Лишь в 1947-м Александр вновь случайно ее встретил.

— Что интересно — опять на пароме. На этот раз Маруся плыла в Сталинград. Увидел я ее, и меня как током ударило. Гляжу, и она покраснела. Стали мы беседовать, слово за слово, начали встречаться. И тут меня срочно в армию забирают, служить на Черноморский флот. А это ведь целых три года! Но Марусенька моя сразу сказала: ждать тебя буду. Переписывались мы с ней все это время, а уж в 1951 году, когда демобилизовался я, мы и поженились.

Свадьбу широко не праздновали, просто сходили в ЗАГС, а после повенчались. Таинство батюшка согласился провести ночью — партийному Еремину ходить в церковь было нельзя, но Маруся уж очень этого хотела.

С тех пор так и жили мы: Саша да Маша. И прожили мы с ней 67 лет с половиной.

Рассказывать дальше Александр Николаевич не смог: глаза предательски заблестели, голос стал срываться. Три года назад его любимой и единственной Маруси не стало. Теперь жить ему помогает только одна мысль: Маруся бы не одобрила, если бы он впал в уныние.

Наследники Победы

Унывать не дают и внучка с правнуком, которые часто приходят в гости.

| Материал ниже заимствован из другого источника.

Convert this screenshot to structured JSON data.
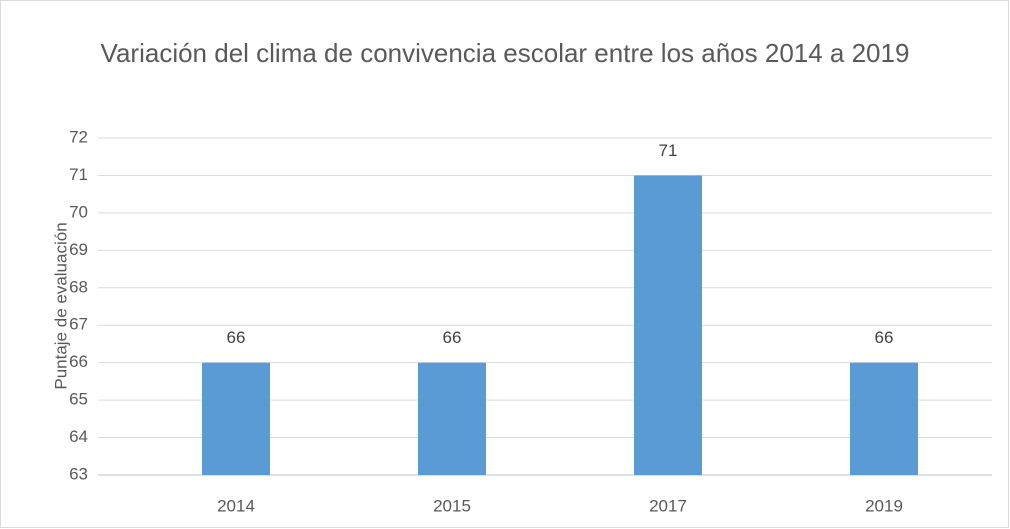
{
  "chart_data": {
    "type": "bar",
    "title": "Variación del clima de convivencia escolar entre los años 2014 a 2019",
    "y_label": "Puntaje de evaluación",
    "categories": [
      "2014",
      "2015",
      "2017",
      "2019"
    ],
    "values": [
      66,
      66,
      71,
      66
    ],
    "color": "#5b9bd5",
    "ylim": [
      63,
      72
    ],
    "yticks": [
      63,
      64,
      65,
      66,
      67,
      68,
      69,
      70,
      71,
      72
    ],
    "grid": true
  }
}
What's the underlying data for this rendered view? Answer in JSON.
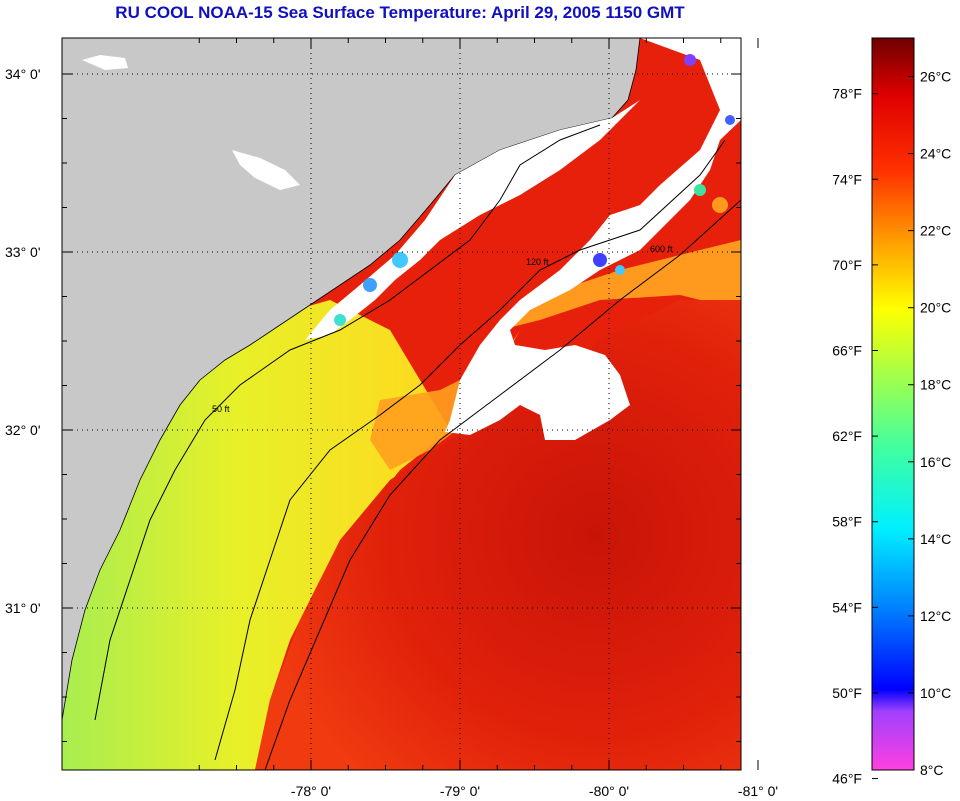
{
  "title": "RU COOL  NOAA-15  Sea Surface Temperature:  April 29, 2005 1150 GMT",
  "map": {
    "lat_ticks": [
      {
        "value": 34,
        "label": "34° 0'"
      },
      {
        "value": 33,
        "label": "33° 0'"
      },
      {
        "value": 32,
        "label": "32° 0'"
      },
      {
        "value": 31,
        "label": "31° 0'"
      }
    ],
    "lon_ticks": [
      {
        "value": -81,
        "label": "-81° 0'"
      },
      {
        "value": -80,
        "label": "-80° 0'"
      },
      {
        "value": -79,
        "label": "-79° 0'"
      },
      {
        "value": -78,
        "label": "-78° 0'"
      }
    ],
    "contour_labels": [
      "50 ft",
      "120 ft",
      "600 ft"
    ],
    "colors": {
      "land": "#c8c8c8",
      "cloud": "#ffffff",
      "coastal_sst": "#b4f046",
      "shelf_sst": "#ffe61e",
      "gulf_stream": "#e6200a",
      "mid_shelf": "#ffa01e"
    }
  },
  "colorbar": {
    "fahrenheit": [
      "46°F",
      "50°F",
      "54°F",
      "58°F",
      "62°F",
      "66°F",
      "70°F",
      "74°F",
      "78°F"
    ],
    "celsius": [
      "8°C",
      "10°C",
      "12°C",
      "14°C",
      "16°C",
      "18°C",
      "20°C",
      "22°C",
      "24°C",
      "26°C"
    ],
    "range_c": [
      8,
      27
    ]
  }
}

— Расслабляться я себе не даю, на диване сидеть не приучен. Сейчас работаю председателем в организации "Дети военного Сталинграда". Мы там встречаемся, посещаем школы, беседуем с детьми. Рассказываем подрастающему поколению правду о войне. Сейчас ведь много лжи вокруг. Однажды во время такой встречи в школе ребята мне сказали, мол, в интернет пишут, что войну на самом деле американцы выиграли. Я им на это ответил: можете не сомневаться, вы — правнуки сталинградцев, правнуки победителей. А значит, и наследники нашей Победы. Берегите ее.